Genome from Bug2148 was sequenced with Pacific Biosciences (PacBio) technologies at the Norwegian Sequencing Centre (www.sequencing.uio.no), a national technology platform hosted by the University of Oslo and supported by the “Functional Genomics” and “Infrastructure” programs of the Research Council of Norway and the Southeastern Regional Health Authorities67. Y strain was sequenced with Illumina MiSeq series by the Genomics facility at the Parque Científico de Madrid (PCM, Madrid, Spain). Integrity from two samples was analyzed in Bioanalizer (Agilent 2100) to confirm DNA fragmentation level larger than 20 Kb for PacBio and 900 bp for Illumina sequencing.

Genome size for DTU’s II and V has been estimated to be around 115 and 106 Mb, respectively, where approximately 20% corresponds to kDNA mitochondrial8,37. Based on this approach 100x of read depth coverage (RDC) were sequenced for both strains.

No overlapping Paired-end reads of 2 × 300 format and 8–15 kb of read length were obtained from Illumina and PacBio, respectively. Raw reads were subject to quality-filtering using standard processes and analyzed using FASTQC tool68. Illumina reads shorter than 50 bp, mean quality lower than 25 (Phred Score based) were removed, and reads longer than 250 bp were trimmed.

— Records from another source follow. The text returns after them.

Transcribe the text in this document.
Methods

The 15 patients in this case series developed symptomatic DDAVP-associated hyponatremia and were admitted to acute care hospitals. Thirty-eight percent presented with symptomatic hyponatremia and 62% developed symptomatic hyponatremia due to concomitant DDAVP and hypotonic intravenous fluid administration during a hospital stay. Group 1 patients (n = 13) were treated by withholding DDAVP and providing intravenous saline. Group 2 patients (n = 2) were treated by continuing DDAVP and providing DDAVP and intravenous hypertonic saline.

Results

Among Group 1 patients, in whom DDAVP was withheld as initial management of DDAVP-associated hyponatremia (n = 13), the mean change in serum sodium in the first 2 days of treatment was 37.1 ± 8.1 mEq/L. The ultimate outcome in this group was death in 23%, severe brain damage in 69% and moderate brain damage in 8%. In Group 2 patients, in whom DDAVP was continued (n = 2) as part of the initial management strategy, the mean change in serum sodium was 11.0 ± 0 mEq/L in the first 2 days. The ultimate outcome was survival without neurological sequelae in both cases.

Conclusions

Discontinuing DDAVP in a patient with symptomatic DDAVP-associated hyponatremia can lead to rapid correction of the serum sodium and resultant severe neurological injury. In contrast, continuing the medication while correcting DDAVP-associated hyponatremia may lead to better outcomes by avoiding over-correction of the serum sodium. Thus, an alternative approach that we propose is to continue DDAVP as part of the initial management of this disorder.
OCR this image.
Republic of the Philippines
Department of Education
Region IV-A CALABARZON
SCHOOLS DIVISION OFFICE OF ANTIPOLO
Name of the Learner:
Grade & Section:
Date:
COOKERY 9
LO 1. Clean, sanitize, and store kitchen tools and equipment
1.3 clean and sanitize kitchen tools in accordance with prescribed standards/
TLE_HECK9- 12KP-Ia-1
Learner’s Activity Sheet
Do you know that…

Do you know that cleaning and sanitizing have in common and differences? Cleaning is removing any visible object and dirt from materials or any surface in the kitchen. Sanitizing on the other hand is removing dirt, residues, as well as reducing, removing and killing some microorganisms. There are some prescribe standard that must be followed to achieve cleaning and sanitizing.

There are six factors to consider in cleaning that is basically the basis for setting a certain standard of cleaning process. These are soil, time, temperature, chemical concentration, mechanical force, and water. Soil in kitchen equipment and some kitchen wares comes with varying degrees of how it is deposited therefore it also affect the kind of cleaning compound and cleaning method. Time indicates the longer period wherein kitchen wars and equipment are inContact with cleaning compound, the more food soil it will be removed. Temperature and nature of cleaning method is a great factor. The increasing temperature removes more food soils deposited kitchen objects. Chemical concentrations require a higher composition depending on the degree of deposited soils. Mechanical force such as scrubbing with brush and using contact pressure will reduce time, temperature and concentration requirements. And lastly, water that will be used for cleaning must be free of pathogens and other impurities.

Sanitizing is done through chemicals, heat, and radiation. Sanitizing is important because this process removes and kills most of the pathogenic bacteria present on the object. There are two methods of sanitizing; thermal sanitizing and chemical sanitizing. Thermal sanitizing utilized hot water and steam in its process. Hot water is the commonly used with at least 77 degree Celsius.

Reads shorter than 500 bases, quality lower than 0.8 and polymerase reads shorter than 100 bases were removed from PacBio.

Genome assembly, assembly stats and gene prediction

Trimmed reads from Y strain were assembled using SPADES (v3.9.0)69, with substrings within a sequence of (k) length (K-mers) for assembly of 21, 33, 55, 77, 99 and 127 K-mers. Bug2146 was assembled using HGAP v3 (Pacific Biosciences, SMRT Analysis Software v2.3.0)70, seed sequence length and minimal coverage values were set to 6 kb and 15X, respectively.

Statistics from the assemblies were obtained and analyzed by linux command line program Biopieces tool kit71.

The percentage of GC (%GC) was calculated in each entire contig and in a windowed mode (window = 1000 pb, step = 500 pb). The %GC distribution was obtained with public custom perl scripts72.

Gene prediction and annotation was performed using Prodigal algorithm (v2.6.3)73 setting to predict just complete open reading frames (ORFs) by using standard translation eukaryotic table. Gene families were predicted by Markov cluster algorithm (MCL)74, functional prediction was performed by Best reciprocal BLAST (Basic Local Alignment Search Tool) hit to all proteins available on Tritryp database for T. cruzi strains (e-value ≤1e-5). Annotations were inspected manually when possible using IGV browser75. Single copy genes (SCG) and Monoglyceride lipase were identified and extracted from MCL and Blastp results.

Sialidase genes, functional distribution and telomeric repeats among assembled contigs

Transialidase gene copy quantification, identification of functional subclasses and annotations for complex contigs (0.35 ≤ %G + C ≥0.65) were extracted from MCL and Blastp results, meanwhile telomeric regions were defined by Biopieces (patscan_seq, mismatches not allowed) and IGV Browser (find motif).